Building an idempotent email API with River unique jobs
riverqueue.comIdempotency is so under rated, all APIs should support it in my opinion.
If you only need this for transactional email, you could use MailPace, we support idempotency out of the box: https://mailpace.com/features/idempotent-email-api
Email providers don’t usually provide idempotent API endpoints because they have no way to enforce that the email will be sent exactly once downstream.
The best you can do with email is at least once (and you can’t even really do that because of spam), so you should just build that assumption into your app. If 1 out of 100,000 emails gets sent 2x no one is going to care (as long as you include information the user can use to dedupe manually).
Maybe adding an idempotent send endpoint reduces that from 1 /100,000 to 1/150,000 or whatever, but is that worth the extra complexity? Is dropping your duplicate email rate from some very small number to some smaller number going to make enough money to pay for the extra dev time, and the extra lifetime maintainability burden? Almost certainly not.
You could make that argument for lots of services that have external side effects, but that’s about what happens after the service has been asked to do a thing (to send an email in this case).
However just because an action may be duplicated after the provider has been asked to do a thing, it does not eliminate the value of the provider being able to deduplicate that incoming request and avoiding multiple identical tasks on their end. Without API level idempotency, a single email on the client’s end could turn into many redundant emails at the service provider’s side, each of which could then be subject to those same subsequent duplications at the SMTP layer. And even then, providers can use the Message-Id header to provide idempotency in delivery as many do.
This is an unavoidable consequence of distributed systems where the client may not know if the server ever received or processed the request, and it may also occur due to client-side bugs or retries within their own software.
In other words, API level idempotency can help eliminate all duplication prior to the API; depending on the service, the provider may also be able to eliminate duplication afterward as well. So it’s strictly better than not having it, really not that difficult to implement, and makes it easier for integrators to build a robust integration with you.

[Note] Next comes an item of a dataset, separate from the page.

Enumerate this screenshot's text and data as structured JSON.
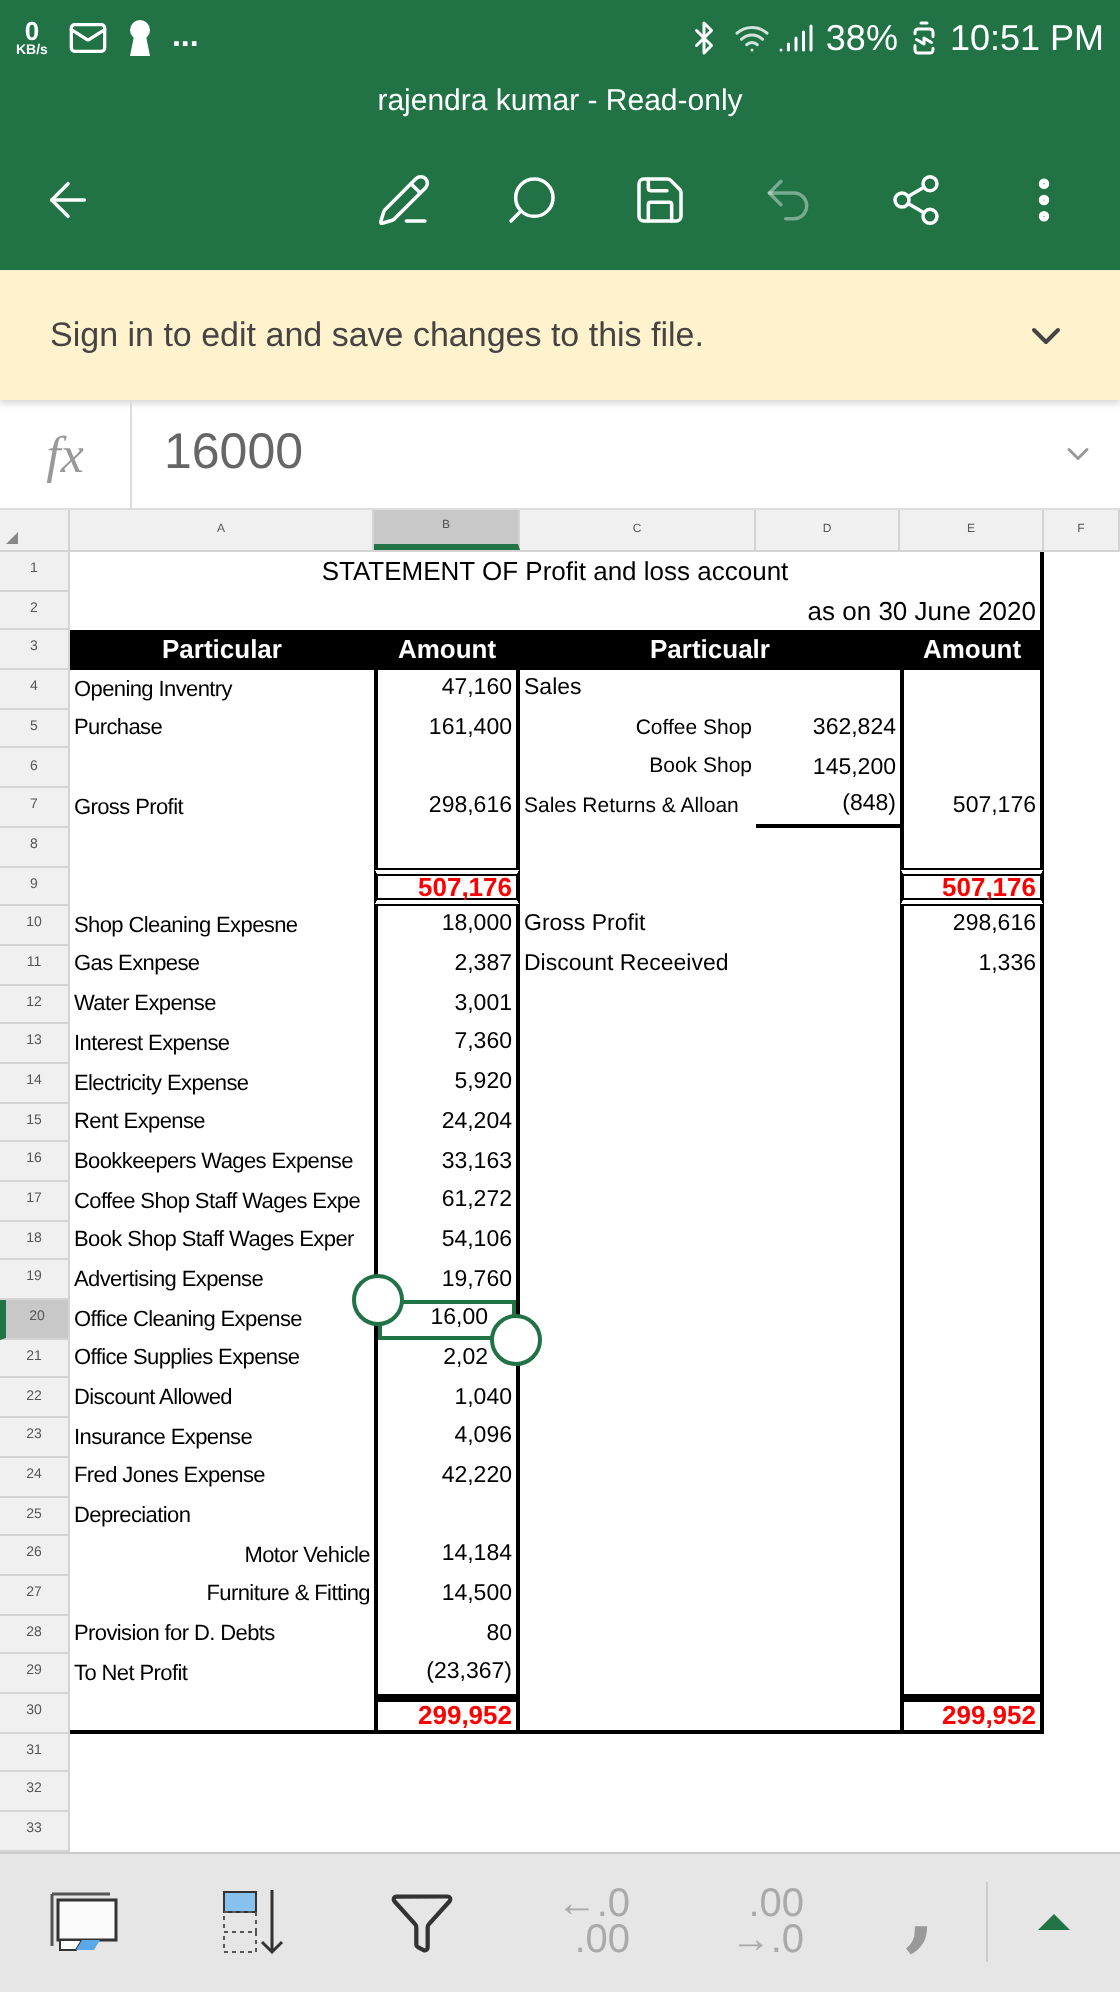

> makes it easier for integrators to build a robust integration with you
No, don't say 'easier'. It makes it possible to build a robust integration. We need to stop with this notion that omiting idempotency from an API just makes things "more difficult" to develop. Without idempotency, you garuantee that the resulting system is "difficult" to use and full of nasty issues that are waiting for the right conditions to collapse the entire house of cards you've built.
So many SaaS providers have never even heard of idempotency, let alone design it into their APIs. Many people believe you can just sprinkle it on as a library without having to think about it.
All APIs with multiple distributed servers must support idempotency. Refuse to do business with any organisations who do not design this into their APIs!
Hah, I agree, "easier" is too soft :)
> Without API level idempotency, a single email on the client’s end could turn into many redundant emails at the service provider’s side, each of which could then be subject to those same subsequent duplications at the SMTP layer.
Ok so now there’s a 1/100 million chance that the client gets 3 duplicate emails.
I’m not arguing that idempotency is never important. The most popular blog post I’ve ever written is about the 2 generals problem and how idempotency can help.
I’m arguing in this specific instance it doesn’t matter.
As far as I was aware duplicate message-id headers aren’t deduped by every client, but if they are being used for deduplication just expose that in your api and let the caller set it.
> as long as you include information the user can use to dedupe manually
There is an existing standard for this in the form of the message-id header.
I'm confused by this discussion as this back/forth makes it sound like this is some kind of little-known e-mail feature, but every single e-mail must have this unique-id, so how is this problem even coming up in the first place?
The last time I looked into this, which was admittedly a long time ago, message-id wasn’t used by all clients for deduping and you had to assume that it wouldn’t be, so you had to include manual deduping information—-order number etc…
If you don't generate the message ID far enough upstream, the "same" email will be sent with two different unique IDs.
AFAIK, SMTP requires the message-id header, so this "upstream" of which you speak must be outside of the scope of email infrastructure. In this case, looking at this article, the API for sending an email using broken-apart components--a body and recipients and subject--is missing what should be a required parameter for at least a fragment of the message-id, if not the entire thing. Like, this code must be generating a new/random message-id internally for the messages it constructs for them to even be sendable... that, or the API it is itself using to send mail is itself broken by not exposing this detail.